Deputy presidential spokesperson Abigail Valte told a news briefing that the administration is already dealing with these problems.
Valte said the World Bank report on the Philippines, “From Stability to Prosperity for All,” underlined the efforts of the Aquino administration at promoting fiscal and institutional reforms.
“As we continue to move toward inclusive economic growth, we agree with the World Bank on the need for reform in key areas, which we are acting on,” Valte said.
The World Bank’s quarterly report cited the Philippines for its low inflation rate, sustained economic growth, declining debt, stable banking sector and comfortable amount of foreign exchange reserves.

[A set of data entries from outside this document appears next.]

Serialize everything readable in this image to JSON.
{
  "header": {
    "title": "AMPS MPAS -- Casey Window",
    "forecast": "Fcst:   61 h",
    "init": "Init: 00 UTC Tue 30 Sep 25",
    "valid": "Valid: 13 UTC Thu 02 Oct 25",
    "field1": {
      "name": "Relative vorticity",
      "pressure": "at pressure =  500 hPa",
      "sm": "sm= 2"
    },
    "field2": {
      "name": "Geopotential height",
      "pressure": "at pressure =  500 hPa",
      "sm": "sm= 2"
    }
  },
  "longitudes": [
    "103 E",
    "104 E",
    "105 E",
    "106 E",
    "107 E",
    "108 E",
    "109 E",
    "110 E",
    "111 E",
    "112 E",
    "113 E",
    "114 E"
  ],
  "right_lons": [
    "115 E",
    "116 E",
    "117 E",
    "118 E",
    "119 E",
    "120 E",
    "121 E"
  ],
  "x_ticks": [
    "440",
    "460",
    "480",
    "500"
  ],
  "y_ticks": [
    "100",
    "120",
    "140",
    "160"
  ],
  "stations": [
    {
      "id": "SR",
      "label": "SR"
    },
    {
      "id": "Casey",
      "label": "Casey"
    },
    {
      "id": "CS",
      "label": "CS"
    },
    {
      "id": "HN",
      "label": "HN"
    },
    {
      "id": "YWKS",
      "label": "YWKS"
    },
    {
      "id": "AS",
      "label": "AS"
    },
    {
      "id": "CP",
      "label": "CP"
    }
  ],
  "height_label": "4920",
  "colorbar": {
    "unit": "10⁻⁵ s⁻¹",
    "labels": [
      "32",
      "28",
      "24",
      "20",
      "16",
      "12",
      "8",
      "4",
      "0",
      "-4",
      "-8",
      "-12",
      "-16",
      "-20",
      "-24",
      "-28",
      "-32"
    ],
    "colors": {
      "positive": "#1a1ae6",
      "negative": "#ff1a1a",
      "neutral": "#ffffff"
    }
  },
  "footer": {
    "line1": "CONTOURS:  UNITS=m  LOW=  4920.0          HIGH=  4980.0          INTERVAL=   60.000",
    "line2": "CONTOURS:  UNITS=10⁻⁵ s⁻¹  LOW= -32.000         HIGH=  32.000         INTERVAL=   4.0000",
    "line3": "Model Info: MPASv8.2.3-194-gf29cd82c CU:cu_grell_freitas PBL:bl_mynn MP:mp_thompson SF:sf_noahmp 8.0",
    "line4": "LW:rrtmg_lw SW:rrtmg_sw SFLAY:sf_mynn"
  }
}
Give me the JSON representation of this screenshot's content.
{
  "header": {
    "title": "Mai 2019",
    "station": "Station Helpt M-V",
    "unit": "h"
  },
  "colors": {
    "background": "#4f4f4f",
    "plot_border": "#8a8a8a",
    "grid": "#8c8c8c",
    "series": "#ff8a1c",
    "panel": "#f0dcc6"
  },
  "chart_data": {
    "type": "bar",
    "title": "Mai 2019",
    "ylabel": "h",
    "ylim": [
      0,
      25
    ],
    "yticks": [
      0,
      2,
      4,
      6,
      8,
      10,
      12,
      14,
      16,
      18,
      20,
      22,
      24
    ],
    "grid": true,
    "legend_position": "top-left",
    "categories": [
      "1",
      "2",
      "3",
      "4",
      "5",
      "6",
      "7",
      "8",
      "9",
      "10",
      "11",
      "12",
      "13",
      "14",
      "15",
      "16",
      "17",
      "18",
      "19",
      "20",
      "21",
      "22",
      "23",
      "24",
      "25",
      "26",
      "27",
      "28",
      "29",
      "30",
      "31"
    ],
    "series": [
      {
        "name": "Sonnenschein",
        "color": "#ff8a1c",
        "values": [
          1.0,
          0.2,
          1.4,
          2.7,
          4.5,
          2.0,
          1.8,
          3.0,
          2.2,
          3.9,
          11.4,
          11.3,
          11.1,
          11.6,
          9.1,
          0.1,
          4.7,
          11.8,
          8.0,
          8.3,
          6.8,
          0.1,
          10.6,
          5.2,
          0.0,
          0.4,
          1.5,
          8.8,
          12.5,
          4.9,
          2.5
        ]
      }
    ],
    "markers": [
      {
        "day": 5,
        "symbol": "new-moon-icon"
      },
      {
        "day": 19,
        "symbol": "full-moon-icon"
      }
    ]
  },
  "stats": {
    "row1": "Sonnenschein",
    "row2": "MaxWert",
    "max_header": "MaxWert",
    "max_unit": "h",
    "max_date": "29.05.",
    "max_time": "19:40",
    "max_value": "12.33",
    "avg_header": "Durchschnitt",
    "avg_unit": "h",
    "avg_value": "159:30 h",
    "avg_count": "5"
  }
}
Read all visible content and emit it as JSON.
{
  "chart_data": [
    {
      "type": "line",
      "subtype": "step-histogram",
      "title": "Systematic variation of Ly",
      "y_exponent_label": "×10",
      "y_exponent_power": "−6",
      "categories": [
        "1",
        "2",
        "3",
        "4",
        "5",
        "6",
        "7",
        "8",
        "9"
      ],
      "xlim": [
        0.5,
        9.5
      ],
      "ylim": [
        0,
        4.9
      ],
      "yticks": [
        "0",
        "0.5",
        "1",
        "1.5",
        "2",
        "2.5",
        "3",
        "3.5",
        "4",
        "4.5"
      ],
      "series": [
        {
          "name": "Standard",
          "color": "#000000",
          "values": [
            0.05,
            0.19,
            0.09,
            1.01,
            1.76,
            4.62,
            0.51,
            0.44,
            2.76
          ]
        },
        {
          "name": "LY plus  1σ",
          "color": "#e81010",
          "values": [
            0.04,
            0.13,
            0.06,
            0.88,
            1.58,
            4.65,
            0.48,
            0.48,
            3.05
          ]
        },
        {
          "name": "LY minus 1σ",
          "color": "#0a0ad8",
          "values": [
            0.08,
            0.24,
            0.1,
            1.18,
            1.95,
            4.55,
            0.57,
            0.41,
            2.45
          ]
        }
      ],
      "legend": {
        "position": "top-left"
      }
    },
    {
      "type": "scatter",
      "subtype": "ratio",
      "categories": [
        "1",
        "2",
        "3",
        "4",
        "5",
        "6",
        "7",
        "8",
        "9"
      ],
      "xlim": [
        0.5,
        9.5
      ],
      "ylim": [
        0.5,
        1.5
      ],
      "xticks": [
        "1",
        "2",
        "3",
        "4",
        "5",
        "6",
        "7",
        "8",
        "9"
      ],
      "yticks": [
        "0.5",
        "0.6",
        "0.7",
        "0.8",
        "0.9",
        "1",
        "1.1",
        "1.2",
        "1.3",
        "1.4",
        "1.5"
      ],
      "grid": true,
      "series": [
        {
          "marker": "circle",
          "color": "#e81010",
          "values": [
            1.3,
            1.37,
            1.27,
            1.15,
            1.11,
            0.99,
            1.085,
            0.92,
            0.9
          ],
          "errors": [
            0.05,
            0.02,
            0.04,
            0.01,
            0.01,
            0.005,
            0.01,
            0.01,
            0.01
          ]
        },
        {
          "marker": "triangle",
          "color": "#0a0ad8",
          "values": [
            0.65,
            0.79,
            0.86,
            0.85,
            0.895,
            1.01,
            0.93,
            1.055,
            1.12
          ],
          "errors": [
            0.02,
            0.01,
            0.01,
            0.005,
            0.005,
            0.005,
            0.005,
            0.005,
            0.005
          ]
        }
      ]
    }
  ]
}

The World Bank said, however, that the government should start spreading the prosperity to most Filipinos instead of just being satisfied with the positive macroeconomic developments.
Malacañang relished the World Bank’s positive statements about the state of the country’s economy.
“Economic indicators are encouraging,” Valte said. “So far this year, exports have rebounded, inflation is down, job generation continues to improve, and public spending has been intensified and fast-tracked,” she added.